Classrooms are led by younger, highly educated women, who quickly burn out and do something else.

By highly educated do you mean bachelor's degrees? I think few have more than that, and there are also many who are allowed to teach while working towards their bachelor's. My guess is that that "do something else" for most women is to become a stay at home mother, possibly retaining a part-time job.

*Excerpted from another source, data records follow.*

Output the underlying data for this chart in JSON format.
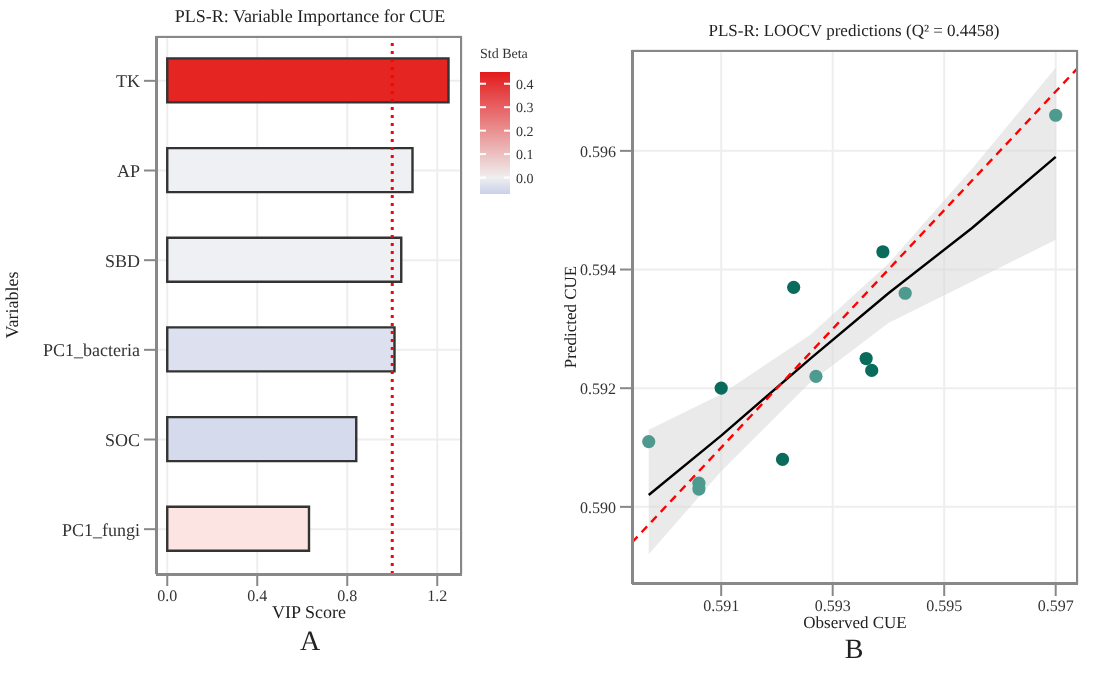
{
  "chart_data": [
    {
      "type": "bar",
      "orientation": "horizontal",
      "title": "PLS-R: Variable Importance for CUE",
      "xlabel": "VIP Score",
      "ylabel": "Variables",
      "categories": [
        "TK",
        "AP",
        "SBD",
        "PC1_bacteria",
        "SOC",
        "PC1_fungi"
      ],
      "values": [
        1.25,
        1.09,
        1.04,
        1.01,
        0.84,
        0.63
      ],
      "colors": [
        "#e52521",
        "#eef0f3",
        "#eef0f3",
        "#dde1ef",
        "#d5daec",
        "#fbe4e2"
      ],
      "xlim": [
        -0.05,
        1.31
      ],
      "xticks": [
        {
          "value": 0,
          "label": "0.0"
        },
        0.4,
        0.8,
        1.2
      ],
      "grid": true,
      "ref_lines": [
        {
          "axis": "x",
          "value": 1,
          "color": "#ff0000",
          "line_style": "dotted"
        }
      ],
      "clabel": "Std Beta",
      "clim": [
        -0.07,
        0.45
      ],
      "cticks": [
        {
          "value": 0,
          "label": "0.0"
        },
        0.1,
        0.2,
        0.3,
        0.4
      ],
      "annotations": [
        "A"
      ]
    },
    {
      "type": "scatter",
      "title": "PLS-R: LOOCV predictions (Q² = 0.4458)",
      "xlabel": "Observed CUE",
      "ylabel": "Predicted CUE",
      "series": [
        {
          "type": "scatter",
          "x": [
            0.5897,
            0.5906,
            0.5906,
            0.591,
            0.5921,
            0.5923,
            0.5927,
            0.5936,
            0.5937,
            0.5939,
            0.5943,
            0.597
          ],
          "values": [
            0.5911,
            0.5904,
            0.5903,
            0.592,
            0.5908,
            0.5937,
            0.5922,
            0.5925,
            0.5923,
            0.5943,
            0.5936,
            0.5966
          ],
          "colors": [
            "#4f9a8e",
            "#4f9a8e",
            "#4f9a8e",
            "#086b5c",
            "#086b5c",
            "#086b5c",
            "#4f9a8e",
            "#086b5c",
            "#086b5c",
            "#086b5c",
            "#4f9a8e",
            "#4f9a8e"
          ]
        },
        {
          "type": "line",
          "color": "#000000",
          "x": [
            0.5897,
            0.591,
            0.5926,
            0.594,
            0.5955,
            0.597
          ],
          "values": [
            0.5902,
            0.5912,
            0.5925,
            0.5936,
            0.5947,
            0.5959
          ],
          "lower": [
            0.5892,
            0.5906,
            0.5921,
            0.5931,
            0.5938,
            0.5945
          ],
          "upper": [
            0.5913,
            0.5919,
            0.5929,
            0.5941,
            0.5957,
            0.5974
          ]
        },
        {
          "type": "line",
          "color": "#ff0000",
          "line_style": "dashed",
          "x": [
            0.5894,
            0.5974
          ],
          "values": [
            0.5894,
            0.5974
          ]
        }
      ],
      "xlim": [
        0.5894,
        0.5974
      ],
      "ylim": [
        0.5887,
        0.5977
      ],
      "xticks": [
        0.591,
        0.593,
        0.595,
        0.597
      ],
      "yticks": [
        {
          "value": 0.59,
          "label": "0.590"
        },
        0.592,
        0.594,
        0.596
      ],
      "grid": true,
      "annotations": [
        "B"
      ]
    }
  ]
}
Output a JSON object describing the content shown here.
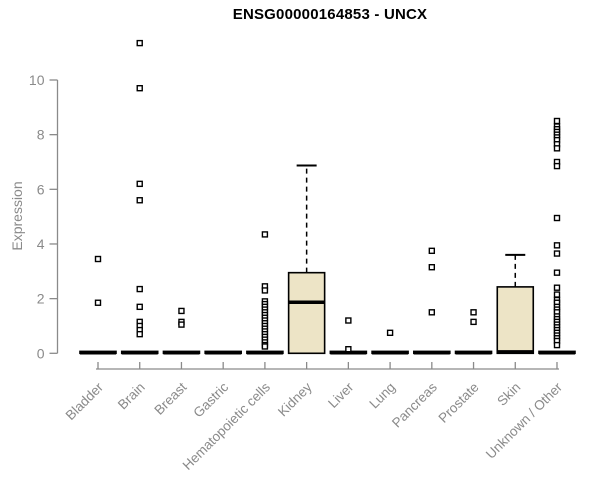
{
  "chart_data": {
    "type": "boxplot",
    "title": "ENSG00000164853 - UNCX",
    "ylabel": "Expression",
    "xlabel": "",
    "ylim": [
      0,
      11.5
    ],
    "yticks": [
      0,
      2,
      4,
      6,
      8,
      10
    ],
    "grid": false,
    "legend": "none",
    "axis_color": "#8a8a8a",
    "box_fill_color": "#EDE4C6",
    "box_line_color": "#000000",
    "categories": [
      "Bladder",
      "Brain",
      "Breast",
      "Gastric",
      "Hematopoietic cells",
      "Kidney",
      "Liver",
      "Lung",
      "Pancreas",
      "Prostate",
      "Skin",
      "Unknown / Other"
    ],
    "boxes": [
      {
        "category": "Bladder",
        "q1": 0,
        "median": 0.02,
        "q3": 0.07,
        "whisker_low": 0,
        "whisker_high": 0.07,
        "outliers": [
          3.45,
          1.85
        ]
      },
      {
        "category": "Brain",
        "q1": 0,
        "median": 0.02,
        "q3": 0.07,
        "whisker_low": 0,
        "whisker_high": 0.07,
        "outliers": [
          11.35,
          9.7,
          6.2,
          5.6,
          2.35,
          1.7,
          1.15,
          1.0,
          0.85,
          0.7
        ]
      },
      {
        "category": "Breast",
        "q1": 0,
        "median": 0.02,
        "q3": 0.07,
        "whisker_low": 0,
        "whisker_high": 0.07,
        "outliers": [
          1.55,
          1.15,
          1.05
        ]
      },
      {
        "category": "Gastric",
        "q1": 0,
        "median": 0.02,
        "q3": 0.07,
        "whisker_low": 0,
        "whisker_high": 0.07,
        "outliers": []
      },
      {
        "category": "Hematopoietic cells",
        "q1": 0,
        "median": 0.02,
        "q3": 0.07,
        "whisker_low": 0,
        "whisker_high": 0.07,
        "outliers": [
          4.35,
          2.45,
          2.3,
          1.9,
          1.8,
          1.7,
          1.6,
          1.5,
          1.4,
          1.3,
          1.2,
          1.1,
          1.0,
          0.9,
          0.8,
          0.7,
          0.6,
          0.5,
          0.4,
          0.3,
          0.25
        ]
      },
      {
        "category": "Kidney",
        "q1": 0,
        "median": 1.87,
        "q3": 2.95,
        "whisker_low": 0,
        "whisker_high": 6.87,
        "outliers": []
      },
      {
        "category": "Liver",
        "q1": 0,
        "median": 0.02,
        "q3": 0.07,
        "whisker_low": 0,
        "whisker_high": 0.07,
        "outliers": [
          1.2,
          0.15
        ]
      },
      {
        "category": "Lung",
        "q1": 0,
        "median": 0.02,
        "q3": 0.07,
        "whisker_low": 0,
        "whisker_high": 0.07,
        "outliers": [
          0.75
        ]
      },
      {
        "category": "Pancreas",
        "q1": 0,
        "median": 0.02,
        "q3": 0.07,
        "whisker_low": 0,
        "whisker_high": 0.07,
        "outliers": [
          3.75,
          3.15,
          1.5
        ]
      },
      {
        "category": "Prostate",
        "q1": 0,
        "median": 0.02,
        "q3": 0.07,
        "whisker_low": 0,
        "whisker_high": 0.07,
        "outliers": [
          1.5,
          1.15
        ]
      },
      {
        "category": "Skin",
        "q1": 0,
        "median": 0.05,
        "q3": 2.43,
        "whisker_low": 0,
        "whisker_high": 3.6,
        "outliers": []
      },
      {
        "category": "Unknown / Other",
        "q1": 0,
        "median": 0.02,
        "q3": 0.07,
        "whisker_low": 0,
        "whisker_high": 0.07,
        "outliers": [
          8.5,
          8.3,
          8.2,
          8.1,
          8.0,
          7.9,
          7.8,
          7.65,
          7.5,
          7.0,
          6.85,
          4.95,
          3.95,
          3.65,
          2.95,
          2.4,
          2.15,
          1.95,
          1.85,
          1.7,
          1.6,
          1.5,
          1.35,
          1.25,
          1.15,
          1.05,
          0.95,
          0.85,
          0.75,
          0.65,
          0.55,
          0.45,
          0.3
        ]
      }
    ]
  }
}
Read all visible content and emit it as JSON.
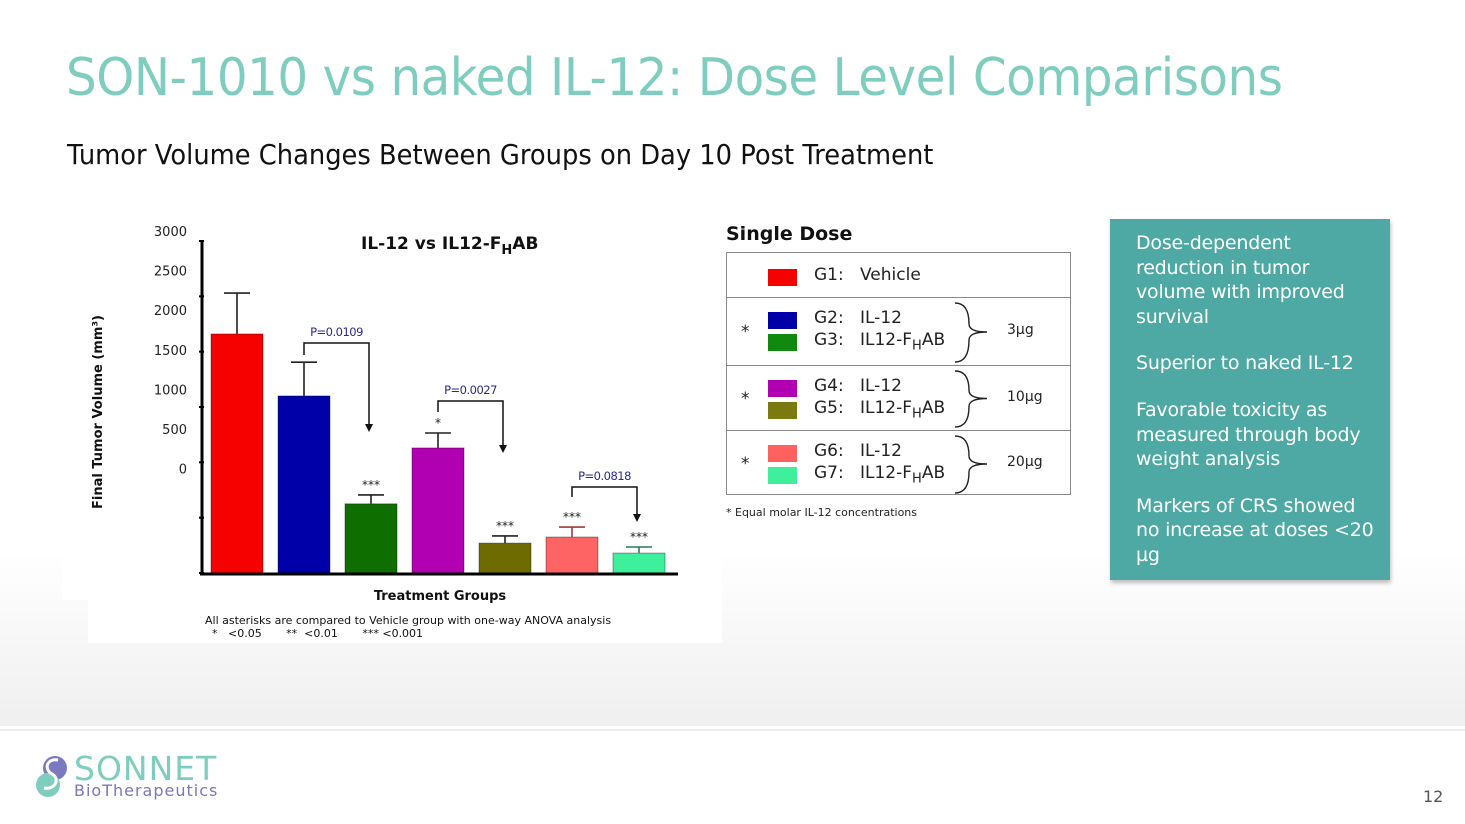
{
  "slide": {
    "title": "SON-1010 vs naked IL-12: Dose Level Comparisons",
    "subtitle": "Tumor Volume Changes Between Groups on Day 10 Post Treatment",
    "page_number": "12",
    "accent_color": "#7ecdbf",
    "callout_color": "#4ea9a4"
  },
  "chart_data": {
    "type": "bar",
    "title": "IL-12 vs IL12-F",
    "title_sub": "H",
    "title_tail": "AB",
    "xlabel": "Treatment Groups",
    "ylabel": "Final Tumor Volume (mm³)",
    "ylim": [
      0,
      3000
    ],
    "yticks": [
      "3000",
      "2500",
      "2000",
      "1500",
      "1000",
      "500",
      "0"
    ],
    "categories": [
      "G1",
      "G2",
      "G3",
      "G4",
      "G5",
      "G6",
      "G7"
    ],
    "values": [
      2160,
      1600,
      625,
      1130,
      270,
      325,
      180
    ],
    "error_upper": [
      2530,
      1905,
      705,
      1265,
      335,
      415,
      235
    ],
    "colors": [
      "#f70000",
      "#0000a8",
      "#0f6e00",
      "#b100b1",
      "#6e6c00",
      "#ff6464",
      "#3ef09c"
    ],
    "significance": [
      "",
      "",
      "***",
      "*",
      "***",
      "***",
      "***"
    ],
    "comparisons": [
      {
        "from": 1,
        "to": 2,
        "label": "P=0.0109"
      },
      {
        "from": 3,
        "to": 4,
        "label": "P=0.0027"
      },
      {
        "from": 5,
        "to": 6,
        "label": "P=0.0818"
      }
    ],
    "footnote_line1": "All asterisks are compared to Vehicle group with one-way ANOVA analysis",
    "footnote_line2": "*   <0.05       **  <0.01       *** <0.001",
    "grid": false,
    "legend": "none"
  },
  "legend": {
    "title": "Single Dose",
    "rows": [
      {
        "star": "",
        "dose": "",
        "items": [
          {
            "id": "G1:",
            "name": "Vehicle",
            "sub": "",
            "tail": "",
            "color": "#f70000"
          }
        ]
      },
      {
        "star": "*",
        "dose": "3µg",
        "items": [
          {
            "id": "G2:",
            "name": "IL-12",
            "sub": "",
            "tail": "",
            "color": "#0000a8"
          },
          {
            "id": "G3:",
            "name": "IL12-F",
            "sub": "H",
            "tail": "AB",
            "color": "#0f8a0f"
          }
        ]
      },
      {
        "star": "*",
        "dose": "10µg",
        "items": [
          {
            "id": "G4:",
            "name": "IL-12",
            "sub": "",
            "tail": "",
            "color": "#b100b1"
          },
          {
            "id": "G5:",
            "name": "IL12-F",
            "sub": "H",
            "tail": "AB",
            "color": "#7a7a10"
          }
        ]
      },
      {
        "star": "*",
        "dose": "20µg",
        "items": [
          {
            "id": "G6:",
            "name": "IL-12",
            "sub": "",
            "tail": "",
            "color": "#ff6060"
          },
          {
            "id": "G7:",
            "name": "IL12-F",
            "sub": "H",
            "tail": "AB",
            "color": "#3ef09c"
          }
        ]
      }
    ],
    "note": "* Equal molar IL-12 concentrations"
  },
  "callout": {
    "points": [
      "Dose-dependent reduction in tumor volume with improved survival",
      "Superior to naked IL-12",
      "Favorable toxicity as measured through body weight analysis",
      "Markers of CRS showed no increase at doses <20 µg"
    ]
  },
  "logo": {
    "word": "SONNET",
    "sub": "BioTherapeutics"
  }
}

And yeah, the state of education is abysmal. The good teachers try to work around the relevant laws. For instance, when a severely disabled kid is throwing a tantrum, teachers aren't allowed to intervene, even if the tantrum involves throwing around and destroying expensive equipment. Idk about whether the same rules apply to regular kids. However, teachers CAN intervene if the tantrum is threatening someone else. So they stand in front of the expensive equipment, wait for the kid to throw a swing as they inevitably will, and then restrain them. Resource teachers have strict limits regarding how many support minutes they give to students who need them, and their workarounds for dealing with these incredible regulations are absurd and often hilarious.

At its core I think it comes down to something very simple. We are outsourcing parenthood, but not trusting the government-provided parents to do their job. Parents need to be able to discipline kids and teach them morality. Giving teachers such an enormous role in kids' lives, without the ability to discipline or support any coherent worldview besides enlightened secular centrism, is doomed from the start. Of course, giving unrelated government employees a parenting role is doomed from the start anyways, so I don't want to give them even more power over kids--just pointing out the inherent contradiction in our approach.

At its core I think it comes down to something very simple. We are outsourcing parenthood, but not trusting the government-provided parents to do their job. Parents need to be able to discipline kids and teach them morality. Giving teachers such an enormous role in kids' lives, without the ability to discipline or support any coherent worldview besides enlightened secular centrism, is doomed from the start. Of course, giving unrelated government employees a parenting role is doomed from the start anyways, so I don't want to give them even more power over kids--just pointing out the inherent contradiction in our approach.

Well I think there is some disagreement on whether we should be outsourcing parenthood at all. The group that thinks it's a good idea and the group that distrusts the government provided parents are not composed of the same people but because we've allowed so much centralization we can't seem to conceive of having different systems for these groups.

Well, I agree that it would be nice to have separate systems, but I'm not sure such a clear dichotomy exists. I think most people both think it's a good idea and somewhat distrust the teachers, with a large minority both liking the idea and trusting the teachers, and a much smaller minority disliking school and distrusting the teachers. There's a reason that among those who support school (most people) most still want restrictions on what teachers teach--they're not allowed to teach their religion, or their politics, or generally provide their own viewpoint on anything divisive. That group clearly trusts teachers less than parents, but also still wants their kids spending more time with teachers than with parents.